DSL input, skipping the NL step, runs in 12–18 seconds regardless of hardware. The bulk of the generation time is model inference for NL-to-spec; the code generators themselves are fast. If your workflow is DSL-first, the 90-second headline is not your number.

What v2 Still Does Not Handle Well

The part of this post that the marketing team would prefer we omit.

NL input hallucinates on ambiguous many-to-many schemas: "Users can have multiple projects and projects can have multiple users" should produce a proper M2M join table: user_projects with foreign keys to both sides. Depending on phrasing, Qwen2.5-Coder-32B sometimes produces a 1:N instead: projects get a single owner_id FK to users, which is structurally valid but semantically wrong for this description. The IR compiler accepts it because a 1:N is a legal relationship, it just is not what you asked for. If your schema has complex many-to-many relationships, describe them explicitly in the DSL or be explicit in your NL prompt ("users have a many-to-many relationship with projects through a membership table"). We are working on a relationship disambiguation pass that surfaces a clarification prompt when the model's cardinality confidence is below a threshold.

Beyond the M2M issue:

No authentication scaffolding. AppGen-X generates CRUD endpoints and screens. It does not generate authentication: no login flow, no JWT handling, no session management. This is a deliberate scope decision, not an oversight. Auth requirements vary too much across deployment contexts to generate well generically. The generated code has no awareness of auth: no @login_required decorators, no current-user context injected into endpoints. That is on your list from day one.

Flutter screens assume REST. The Flutter generator calls the REST API target. If you select GraphQL but not REST, the Flutter output will not work as-is. Mixed-target generation where Flutter consumes GraphQL is on the roadmap for v2.1.

Complex business logic is out of scope by design. AppGen-X generates CRUD scaffolding. If your application has non-trivial business rules: multi-step workflows, computed fields, event-driven side effects, those go in extension hooks that the generator leaves empty and documented. The generator cannot model your business logic. Its job is to eliminate the scaffolding work so you can focus on the business logic, not to replace it with generated code.

Generated migrations are additive only. The Alembic migration generator creates initial migrations and additive changes: new tables, new columns, new indices. It does not generate safe destructive migrations: dropping columns, renaming fields, changing types. Destructive schema changes require human review.
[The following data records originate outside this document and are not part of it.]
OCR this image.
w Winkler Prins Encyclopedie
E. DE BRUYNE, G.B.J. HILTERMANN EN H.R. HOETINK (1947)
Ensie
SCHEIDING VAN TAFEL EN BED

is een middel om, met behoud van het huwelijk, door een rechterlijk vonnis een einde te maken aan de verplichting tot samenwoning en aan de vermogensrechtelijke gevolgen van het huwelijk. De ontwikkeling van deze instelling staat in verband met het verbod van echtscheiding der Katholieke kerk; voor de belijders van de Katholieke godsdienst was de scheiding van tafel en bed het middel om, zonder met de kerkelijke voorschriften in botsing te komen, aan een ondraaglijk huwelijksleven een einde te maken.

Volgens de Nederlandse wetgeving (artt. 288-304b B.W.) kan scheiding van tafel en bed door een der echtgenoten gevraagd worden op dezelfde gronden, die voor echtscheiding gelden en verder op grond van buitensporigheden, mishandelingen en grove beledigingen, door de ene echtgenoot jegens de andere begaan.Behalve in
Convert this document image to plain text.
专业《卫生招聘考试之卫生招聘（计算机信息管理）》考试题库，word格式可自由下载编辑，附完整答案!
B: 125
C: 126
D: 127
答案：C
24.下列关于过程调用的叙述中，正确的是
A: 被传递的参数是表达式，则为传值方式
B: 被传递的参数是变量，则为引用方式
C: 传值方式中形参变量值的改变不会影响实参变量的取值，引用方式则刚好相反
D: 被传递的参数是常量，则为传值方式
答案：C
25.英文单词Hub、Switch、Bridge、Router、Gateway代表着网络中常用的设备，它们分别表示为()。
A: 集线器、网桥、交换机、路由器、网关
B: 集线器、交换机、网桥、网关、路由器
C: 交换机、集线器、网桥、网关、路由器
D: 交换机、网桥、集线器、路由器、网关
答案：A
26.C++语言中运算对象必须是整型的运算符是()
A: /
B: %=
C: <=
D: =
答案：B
This is correct behavior; destructive migrations on production databases should always have a human in the loop.

What Is Next

The immediate roadmap is constrained to things we are confident we can do correctly, not things that sound good in a release post.

v2.1 targets the M2M disambiguation problem: a structured clarification prompt when the model's relationship confidence is below threshold, so ambiguous NL input produces a question rather than a wrong schema. It also targets Flutter-over-GraphQL so the Flutter generator can consume a GraphQL API instead of requiring a REST layer in parallel.

v2.2 targets Django as a first-class output target: v2 ships Flask and FastAPI; Django's ORM and migration system require a distinct generator with different loading strategy semantics. It also targets an async FastAPI mode: v2's FastAPI output uses synchronous SQLAlchemy; the async SQLAlchemy + asyncpg path is a separate generator that warrants its own release rather than a flag.

The CSRF problem from v1 is fixed in v2. The lazy loading problem is fixed. The pagination problem is fixed: every generated list endpoint takes limit and offset parameters, defaults to limit 50, and returns a total count alongside the results. These were embarrassing omissions in v1. They are not in v2.

AppGen-X v2 is available now on GitHub. The v1 DSL is fully compatible: the v2 parser is a strict superset. The changelog documents every new IR field and every behavior change in the generators. If you were generating Flask apps with v1, the output is different in the loading strategy and pagination details: both are improvements, both may require updating any tests that assert on the exact generated output.